The present difficulty is that even attempts to imagine alternatives tend to smuggle in progression through the back door. We replace economic growth with personal growth, competitive advancement with deeper development. The axis remains temporal ascent. 

What would it mean to think educationally without presupposing development? Anthropologically, one can begin with models that emphasise reproduction rather than progression. Many small scale societies understand education as transmission of cosmology and practice so that the present mirrors the ancestral pattern. The goal is not to surpass the past but to sustain it. Time is cyclical, not linear. The emphasis is on fidelity to origin stories and ritual accuracy. There is change, but not directional improvement. Similarly, structuralist anthropology, associated with figures such as Claude Lévi-Strauss, analyses cultures as systems of relations rather than as stages in evolution. The concern is synchronic structure, not diachronic ascent. Education within such a frame would concern mastering relational patterns, myths, and classifications, not moving upward. 

Philosophically, Aristotelian teleology is often retrospectively read as proto developmentalism. Aristotle is presented as a theorist of potential becoming actual, conveniently aligned with modern growth narratives. Yet Aristotle’s cosmos is not a story of species progressing historically. It is an ordered whole in which beings realise forms appropriate to their nature. Education is habituation into virtue within a stable polis, not acceleration along a historical arc. When his theological commitments are stripped away, and his teleology secularised, he is easily absorbed into developmental psychology. But that move distorts his metaphysical context. 

Similarly, Georg Wilhelm Friedrich Hegel is frequently appropriated as a prophet of inevitable historical progress. His dialectic is presented as a secular theory of development culminating in modern liberal society. Yet Hegel’s system is saturated with theological commitments about Spirit and reconciliation. When these are bracketed, his philosophy becomes a convenient ancestor of evolutionary historicism. The complexity of his metaphysics is flattened into a story of progressive unfolding. 

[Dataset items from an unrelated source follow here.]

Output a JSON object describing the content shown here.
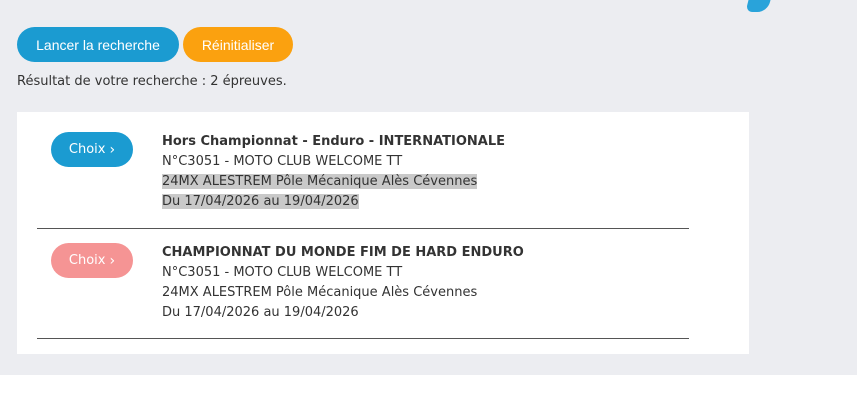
{
  "actions": {
    "search_label": "Lancer la recherche",
    "reset_label": "Réinitialiser"
  },
  "summary": "Résultat de votre recherche : 2 épreuves.",
  "events": [
    {
      "choice_label": "Choix",
      "title": "Hors Championnat - Enduro - INTERNATIONALE",
      "club": "N°C3051 - MOTO CLUB WELCOME TT",
      "venue": "24MX ALESTREM Pôle Mécanique Alès Cévennes",
      "dates": "Du 17/04/2026 au 19/04/2026",
      "button_color": "#1b9bd1",
      "selected_text": true
    },
    {
      "choice_label": "Choix",
      "title": "CHAMPIONNAT DU MONDE FIM DE HARD ENDURO",
      "club": "N°C3051 - MOTO CLUB WELCOME TT",
      "venue": "24MX ALESTREM Pôle Mécanique Alès Cévennes",
      "dates": "Du 17/04/2026 au 19/04/2026",
      "button_color": "#f59494",
      "selected_text": false
    }
  ],
  "icons": {
    "choice_chevron": "chevron-right-icon",
    "corner": "blue-logo-fragment"
  },
  "colors": {
    "primary": "#1b9bd1",
    "secondary": "#fba10f",
    "disabled_choice": "#f59494",
    "background": "#ecedf1"
  }
}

Philosophy of education often participates in this retrospective projection. Historical thinkers are recruited into a narrative of developmental ascent. Aristotle becomes an early growth theorist. Hegel becomes a proto evolutionary historicist. The past is read as a precursor to our present ideology. 

To move beyond progression requires conceptual reorientation. One possibility is to think education in terms of alignment rather than advancement. The central question becomes whether a person stands in right relation to practices, truths, and communities, not whether they have moved further along a scale. Another possibility is resonance. Education could be understood as the capacity to enter into meaningful correspondence with texts, traditions, and others. Resonance does not imply surpassing what came before. It implies attunement. 

A further possibility is custodianship. Education might concern the responsible holding and interpretation of inherited forms. This does not mean freezing them, but neither does it treat novelty as inherently superior. Finally, one might think in terms of presence rather than futurity. Instead of orienting education primarily toward later states, it could be oriented toward the quality of current engagement, the seriousness with which inquiry is undertaken now. 

These sketches are deliberately non developmental. They do not deny that change occurs. They refuse to treat change as ascent. They resist the slide from evolutionary description to moralised progress. The point, as with Friedrich Nietzsche in his genealogy of morality, is not to return to premodern hierarchies. It is to expose how deeply an unexamined inheritance shapes our thinking. The evolutionary metaphor, filtered through nineteenth century sociology and anthropology, continues to govern educational imagination. It equates later with better and innovation with virtue. Once that genealogy is recognised, space opens for educational purposes that are not bound to the ladder of ascent. Growth may occur, but it need not be the master narrative by which education justifies itself.